Thursday, November 12, 2009

Nation & World

The New American Empire?

Americans have an enduring aversion to planting the flag on foreign soil. Is that attitude changing?

By Jay Tolson
Posted 1/5/03
Page 5 of 9

Containment. The post-World War II reality soon compelled American statesmen and politicians to think beyond the vision of benign multilateral cooperation. Joseph Stalin made it clear in a 1946 speech that there could be no real cooperation between capitalist and communist nations. In the same year, Winston Churchill warned about an "iron curtain" descending across Europe, while diplomat George F. Kennan sent in his famous "long telegram," which warned of the Kremlin's "neurotic view of world affairs" and its determination to destroy "our traditional way of life" to secure Soviet supremacy. Kennan's later article for Foreign Affairs, signed "X," called for "firm and vigilant containment of Russian expansive tendencies." Other warnings and Soviet actions led to the Truman Doctrine of 1947. Thanks to his masterful salesmanship, Harry Truman managed, as Kupchan writes, "to galvanize the support of the public behind economic aid, re-armament, and the formation of the alliance network needed to contain communism." In 1950, Kennan's successor as head of the State Department's policy planning staff, Paul Nitze, called for a massive buildup of U.S. military might. With the Korean War underway, Congress responded by quadrupling the defense budget. Containment would undergo many modifications until the collapse of the Soviet empire, as it continues to do today in American policies against rogue states and terrorists.

Global meliorism. McDougall's ungainly phrase encompasses a range of policies, all connected with doing good works abroad and generally making the world a better place to live.
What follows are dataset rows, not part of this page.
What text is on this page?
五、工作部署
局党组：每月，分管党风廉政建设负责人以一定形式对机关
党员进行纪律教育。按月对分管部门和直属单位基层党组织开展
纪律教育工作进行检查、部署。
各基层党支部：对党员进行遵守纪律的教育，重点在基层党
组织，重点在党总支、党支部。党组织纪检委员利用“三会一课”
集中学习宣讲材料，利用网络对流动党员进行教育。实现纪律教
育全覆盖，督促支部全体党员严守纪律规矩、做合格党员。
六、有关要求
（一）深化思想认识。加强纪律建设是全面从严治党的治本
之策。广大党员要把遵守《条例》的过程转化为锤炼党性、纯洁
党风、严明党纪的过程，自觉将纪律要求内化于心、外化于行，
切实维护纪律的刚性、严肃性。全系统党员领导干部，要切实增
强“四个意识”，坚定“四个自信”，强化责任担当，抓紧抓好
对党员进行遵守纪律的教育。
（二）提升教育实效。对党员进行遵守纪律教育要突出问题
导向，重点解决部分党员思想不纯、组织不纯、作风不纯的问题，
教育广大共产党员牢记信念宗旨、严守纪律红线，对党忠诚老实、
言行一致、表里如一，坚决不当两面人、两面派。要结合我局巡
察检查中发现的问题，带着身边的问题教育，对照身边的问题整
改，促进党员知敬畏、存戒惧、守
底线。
Such policies had been occasionally implemented even before the middle of the 20th century. For instance, the Herbert Hoover-directed War Food and American Relief administrations brought necessities to Belgium and other European nations during and after World War I. But foreign aid and development efforts took off as World War II ended, with Roosevelt championing the creation of the World Bank and the International Monetary Fund to help pay for postwar reconstruction. After the war, Truman's $13 billion Marshall Plan spurred Europe's miraculous economic recovery and created the momentum for its growing integration. Just as important, the plan served as a model of what aid and democracy building might achieve. Critics, including Henry Kissinger, voiced their skepticism that big government-to-government aid would lead other nations to democracy, but assistance became an arm of the struggle against communism. The huge but ultimately failed experiment in "nation-building" in Vietnam dealt a stinging, though not fatal, blow to the confidence of the meliorists. In varying degrees, Washington supported improvement efforts up to and through the end of the Cold War. After the fall of the Berlin Wall, there was a growing faith that the spread of free markets and democracy would occur almost inevitably. The odd rogue state would have to be restrained, as the first President Bush made clear in the Gulf War; and military muscle might be needed to back humanitarian interventions when ethnic conflict flared, as President Clinton showed in Bosnia and Kosovo. Otherwise, it was believed, the road to a new world order needed little maintenance. "We clearly have it within our means . . . to lift billions and billions of people around the world into the global middle class," Clinton declared in 1998.